Ein zentraler, soziologisch hochinteressanter Aspekt seiner Betrachtung liegt in der Analyse der gesellschaftlichen Hierarchien, die er im Kontrast zwischen Ost und West beobachtet. Während er den Westdeutschen in der Freizeit oft als „grünen König“ wahrnahm, der souverän auftrat, sich jedoch im Arbeitsleben oft unterordnete, beschreibt er die ostdeutsche Erfahrung diametral entgegengesetzt. Im privaten Raum, etwa bei der Suche nach einem Platz im Restaurant oder beim Einkaufen von Mangelwaren, herrschte im Osten oft eine gewisse Unterwürfigkeit. Man musste bitten, um zu bekommen. Am Arbeitsplatz jedoch, so analysiert Hübchen, dominierte ein ausgeprägtes Selbstbewusstsein gegenüber Vorgesetzten. Die faktische Unkündbarkeit und der chronische Mangel an Fachkräften führten zu einer Haltung, in der der Schlosser dem Meister auf Augenhöhe oder gar mit einer gewissen Respektlosigkeit begegnen konnte. Diese im Arbeitsleben erlernte Widerständigkeit sieht er als prägendes Merkmal der ostdeutschen Identität, das weit über das Jahr 1989 hinauswirkt und heutige Verhaltensweisen erklärt.

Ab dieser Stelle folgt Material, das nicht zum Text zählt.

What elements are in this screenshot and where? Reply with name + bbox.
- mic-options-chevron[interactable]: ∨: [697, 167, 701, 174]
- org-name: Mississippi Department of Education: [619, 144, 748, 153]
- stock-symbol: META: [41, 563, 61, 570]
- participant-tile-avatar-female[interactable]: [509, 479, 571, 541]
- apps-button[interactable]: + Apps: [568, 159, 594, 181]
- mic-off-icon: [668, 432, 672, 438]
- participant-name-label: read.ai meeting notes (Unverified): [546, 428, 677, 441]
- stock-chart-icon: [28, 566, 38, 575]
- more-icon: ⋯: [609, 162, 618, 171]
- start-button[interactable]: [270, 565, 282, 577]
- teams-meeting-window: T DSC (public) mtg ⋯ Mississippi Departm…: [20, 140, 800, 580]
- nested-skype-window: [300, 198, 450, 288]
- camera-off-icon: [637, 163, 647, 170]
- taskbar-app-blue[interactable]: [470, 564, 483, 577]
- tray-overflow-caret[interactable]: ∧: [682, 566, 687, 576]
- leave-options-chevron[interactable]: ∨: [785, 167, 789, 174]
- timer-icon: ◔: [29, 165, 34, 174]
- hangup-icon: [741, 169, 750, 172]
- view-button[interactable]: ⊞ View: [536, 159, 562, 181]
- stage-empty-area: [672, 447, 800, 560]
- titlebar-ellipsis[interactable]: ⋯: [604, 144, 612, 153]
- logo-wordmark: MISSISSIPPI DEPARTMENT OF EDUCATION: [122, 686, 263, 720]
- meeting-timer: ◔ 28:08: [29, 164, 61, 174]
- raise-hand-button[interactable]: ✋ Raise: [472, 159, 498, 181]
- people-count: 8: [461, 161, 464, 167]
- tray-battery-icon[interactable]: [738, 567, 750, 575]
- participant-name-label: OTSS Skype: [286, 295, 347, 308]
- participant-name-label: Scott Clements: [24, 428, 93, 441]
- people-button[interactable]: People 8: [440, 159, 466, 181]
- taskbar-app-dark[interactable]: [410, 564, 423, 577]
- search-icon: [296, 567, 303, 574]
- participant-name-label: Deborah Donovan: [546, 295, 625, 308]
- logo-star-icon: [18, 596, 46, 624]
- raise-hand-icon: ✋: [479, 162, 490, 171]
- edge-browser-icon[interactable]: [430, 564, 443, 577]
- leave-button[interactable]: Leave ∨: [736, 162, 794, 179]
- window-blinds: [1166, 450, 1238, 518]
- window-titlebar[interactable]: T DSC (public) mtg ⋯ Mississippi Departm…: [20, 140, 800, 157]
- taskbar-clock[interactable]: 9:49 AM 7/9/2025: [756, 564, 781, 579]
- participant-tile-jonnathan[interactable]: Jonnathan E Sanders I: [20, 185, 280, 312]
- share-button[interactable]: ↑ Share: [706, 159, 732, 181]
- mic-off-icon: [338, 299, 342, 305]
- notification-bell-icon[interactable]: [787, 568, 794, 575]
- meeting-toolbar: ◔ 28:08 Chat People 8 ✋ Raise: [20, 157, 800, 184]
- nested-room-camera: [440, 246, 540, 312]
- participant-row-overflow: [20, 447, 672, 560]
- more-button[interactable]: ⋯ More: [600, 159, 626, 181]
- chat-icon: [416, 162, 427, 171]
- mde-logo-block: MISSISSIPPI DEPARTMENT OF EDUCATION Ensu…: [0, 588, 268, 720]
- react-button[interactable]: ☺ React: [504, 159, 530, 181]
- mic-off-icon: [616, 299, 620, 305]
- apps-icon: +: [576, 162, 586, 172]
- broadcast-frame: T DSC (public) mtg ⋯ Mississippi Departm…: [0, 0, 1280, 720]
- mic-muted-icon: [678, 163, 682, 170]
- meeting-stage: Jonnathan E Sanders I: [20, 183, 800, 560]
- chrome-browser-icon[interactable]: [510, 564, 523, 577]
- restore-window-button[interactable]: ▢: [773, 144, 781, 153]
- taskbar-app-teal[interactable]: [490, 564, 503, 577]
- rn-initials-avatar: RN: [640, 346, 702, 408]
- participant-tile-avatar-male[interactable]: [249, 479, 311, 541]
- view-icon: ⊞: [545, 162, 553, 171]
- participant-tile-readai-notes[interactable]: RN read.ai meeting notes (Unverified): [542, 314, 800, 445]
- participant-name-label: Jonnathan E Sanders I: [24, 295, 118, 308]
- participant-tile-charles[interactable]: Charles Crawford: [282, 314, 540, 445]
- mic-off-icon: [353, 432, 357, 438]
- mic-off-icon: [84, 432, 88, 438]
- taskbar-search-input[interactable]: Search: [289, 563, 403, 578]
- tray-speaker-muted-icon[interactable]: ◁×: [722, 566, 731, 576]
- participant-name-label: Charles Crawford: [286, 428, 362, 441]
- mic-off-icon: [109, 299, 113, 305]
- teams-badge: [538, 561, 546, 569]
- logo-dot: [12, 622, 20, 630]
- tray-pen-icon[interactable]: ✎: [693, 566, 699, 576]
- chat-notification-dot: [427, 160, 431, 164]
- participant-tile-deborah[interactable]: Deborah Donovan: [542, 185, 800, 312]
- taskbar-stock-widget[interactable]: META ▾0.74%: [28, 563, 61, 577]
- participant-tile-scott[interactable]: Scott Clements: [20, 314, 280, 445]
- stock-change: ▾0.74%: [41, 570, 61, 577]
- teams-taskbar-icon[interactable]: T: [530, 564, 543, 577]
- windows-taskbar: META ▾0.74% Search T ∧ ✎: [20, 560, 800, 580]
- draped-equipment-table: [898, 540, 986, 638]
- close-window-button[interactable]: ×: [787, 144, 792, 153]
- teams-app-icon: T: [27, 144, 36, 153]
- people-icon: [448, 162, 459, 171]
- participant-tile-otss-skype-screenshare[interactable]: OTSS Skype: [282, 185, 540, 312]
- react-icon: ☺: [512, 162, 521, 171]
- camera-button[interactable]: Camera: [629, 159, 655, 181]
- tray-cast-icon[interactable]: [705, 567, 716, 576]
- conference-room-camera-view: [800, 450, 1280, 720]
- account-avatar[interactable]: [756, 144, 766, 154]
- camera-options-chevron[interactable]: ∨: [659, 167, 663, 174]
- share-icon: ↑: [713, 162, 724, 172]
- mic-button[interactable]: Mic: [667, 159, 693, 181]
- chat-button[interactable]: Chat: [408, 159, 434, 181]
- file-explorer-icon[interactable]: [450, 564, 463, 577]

Der Systemwechsel selbst erscheint in Hübchens Erzählung weniger als traumatischer Bruch, sondern eher als Bestätigung einer bereits vollzogenen inneren Distanzierung. Er spricht von einer „großen Arroganz“, mit der er und viele seiner Kollegen der neuen Ordnung begegneten. Diese Arroganz speiste sich aus dem Wissen, bereits eine Gesellschaftsordnung überlebt und deren Mechanismen durchschaut zu haben. Wer zwei Systeme kennt, so die implizite These, verfügt über einen Erfahrungsvorsprung gegenüber jenen, die ihr Leben lang in stabilen Verhältnissen verbracht haben. Diese Haltung manifestiert sich auch deutlich in der Wahrnehmung aktueller politischer Krisen. Hübchens Skepsis gegenüber dem vorherrschenden Diskurs zum Ukraine-Krieg und seine Unterschrift unter das „Manifest für Frieden“ entspringen dieser Biografie, die offizielle Narrative grundsätzlich hinterfragt. Es ist eine Position, die Diplomatie aus einer historischen Verbundenheit und Erfahrung anders bewertet als der westdeutsche Mainstream, der oft eine linearere Sicht auf Konflikte pflegt.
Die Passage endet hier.